Thirteenth Amendment, Section 1: Neither slavery nor involuntary servitude, except as a punishment for crime whereof the party shall have been duly convicted, shall exist within the United States, or any place subject to their jurisdiction.
oh dear, the constitution really needs updating! I used to think it was good to have an 'entrenched' constitution that it was hard to change - as opposed to having simply a vote by 2/3 of congress as they do in many European countries - but I'm coming round to the view that legislation of all kinds has to be able to develop organically both for good and for bad. When the US does change its constitution, I would argue for a more balanced and less absolutist view of human rights: https://substack.com/inbox/post/157932889
I have no legal expertise and I don't know if any laws ban slavery as punishment for crimes.
I glanced at your Substack article. I understand the criticisms of the U.S. First Amendment, which are popular with many Americans these days, but I strongly First Amendment protections on speech. Like this country's founders, I consider the dangers of government control over speech to be greater than the dangers of free speech. This question has been debated many times in many places, so I won't get into details.
Enjoyed "turtles all the way down". Bravo!
Let's just get rid of district courts, hold court in DC and have as many Federal judges as necessary to cover the workload, assigning all cases by luck of the draw, thus all injunctions will be universal regardless of where the affected parties are located and whether or not those parties include the Federal Administration or not. A Federal Judge is a Federal Judge and their rulings and injunctions are in force everywhere all the time subject to the appeals process. The Districts are purely arbitrary and their existence should be of no import to the processes of Federal cases nor the outcomes.

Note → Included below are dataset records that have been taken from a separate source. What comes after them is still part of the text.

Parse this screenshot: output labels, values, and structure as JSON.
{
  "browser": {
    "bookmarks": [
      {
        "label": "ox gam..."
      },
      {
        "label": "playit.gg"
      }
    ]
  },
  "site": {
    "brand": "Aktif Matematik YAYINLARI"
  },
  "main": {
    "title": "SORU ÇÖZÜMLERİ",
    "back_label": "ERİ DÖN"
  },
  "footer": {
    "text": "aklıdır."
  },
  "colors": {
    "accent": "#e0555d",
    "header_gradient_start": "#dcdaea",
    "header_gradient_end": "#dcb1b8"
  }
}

Geoff, this doesn't work well for the thousands of quite ordinary cases in the system. Federal district judges often need to apply the law of the state in which they sit; indeed in large classes of cases (Erie Doctrine) they are required to do so. Also of great importance - parties cannot all travel to DC for their cases; we have district courts to make justice available within a reasonable distance. Similarly, someone can be sued in federal court only in a district where they live (mostly, there are venue rules for this).
What would be useful - but we'll never get out of Congress in any near timeframe - is a statute providing special provisions for cases challenging the constitutionality of federal government actions.
I partly was being unserious. But a Federal Judge is a Federal Judge, and regardless of where he or she is located their rulings should apply everywhere on issues of Federal law.
No legal training here at all but I do wonder why the court couldn't just say in this particular instance the executive order is blatantly illegal, it is unconstitutional, and therefore only a universal injunction can deal with the problem created. Would that have been a ruling on the merits? And they weren't asked to do that? What am I not understanding? Would we have been better off if the Supreme Court had refused the government’s request to rule on national injunctions?